Desproporção Cefalopélvica: Diagnóstico no Partograma

HEVV - Hospital Evangélico de Vila Velha (ES) — Prova 2015

Enunciado

Partograma mostrando colo uterino pérveo para 9 cm há 2 horas e polo cefálico fetal em -2 de De Lee há 3 horas, com 5 metrossístoles em 10 minutos. Qual o diagnóstico provável?

Alternativas

  1. A) distócia de partes moles;
  2. B) desproporção cefalopélvica;
  3. C) distócia funcional;
  4. D) período prolongado da dilatação;
  5. E) distócia de ombros

Pérola Clínica

Colo 9cm por 2h e polo -2 De Lee por 3h com contrações eficazes → Parada de progressão = suspeitar DCP.

Resumo-Chave

A parada de progressão do trabalho de parto, caracterizada por dilatação e/ou descida estacionárias apesar de contrações uterinas adequadas, sugere uma obstrução mecânica. Neste caso, com colo quase totalmente dilatado e apresentação fetal alta por tempo prolongado, a desproporção cefalopélvica é a principal hipótese.

Contexto Educacional

A desproporção cefalopélvica (DCP) é uma condição obstétrica em que a cabeça fetal é muito grande para passar pela pelve materna, ou a pelve materna é muito pequena para a cabeça fetal. É uma das principais causas de parada de progressão do trabalho de parto e uma indicação comum para cesariana, sendo crucial seu reconhecimento precoce para evitar complicações maternas e fetais. O diagnóstico de DCP é frequentemente suspeitado quando o trabalho de parto não progride adequadamente, apesar de contrações uterinas eficazes. O partograma é uma ferramenta essencial para monitorar a evolução do trabalho de parto, registrando a dilatação cervical e a descida da apresentação fetal. Uma dilatação estacionária na fase ativa ou uma descida estacionária da apresentação por um período prolongado, como descrito na questão, são sinais de alerta para DCP. A conduta diante da suspeita de DCP envolve uma avaliação cuidadosa da pelve materna e da apresentação fetal. Se a DCP for confirmada, a cesariana é a via de parto indicada para garantir a segurança da mãe e do bebê, prevenindo complicações como sofrimento fetal, ruptura uterina e fístulas obstétricas.

Perguntas Frequentes

Quais são os critérios para diagnosticar parada de progressão no trabalho de parto?

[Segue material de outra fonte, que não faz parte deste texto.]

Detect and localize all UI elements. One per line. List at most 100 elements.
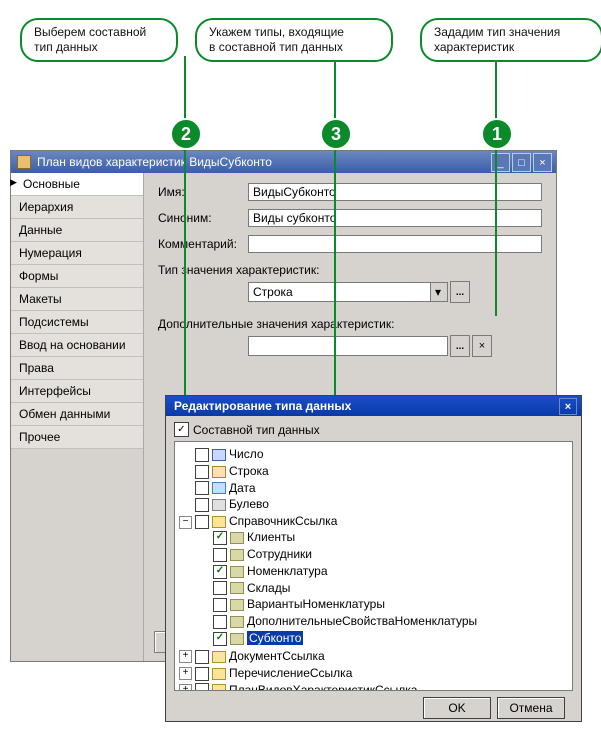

Parada de progressão é diagnosticada quando há ausência de mudança na dilatação cervical por 2 horas ou mais na fase ativa, ou ausência de descida da apresentação fetal por 1 hora ou mais, apesar de contrações uterinas adequadas.

Como o partograma auxilia no diagnóstico da desproporção cefalopélvica?

O partograma, ao registrar a dilatação cervical e a descida da apresentação fetal ao longo do tempo, permite identificar padrões de parada de progressão, que, na presença de contrações eficazes, sugerem DCP.

Qual a conduta inicial diante da suspeita de desproporção cefalopélvica?

Diante da suspeita de DCP com parada de progressão, a conduta inicial envolve reavaliação clínica e, se confirmada a obstrução mecânica, a indicação é a cesariana.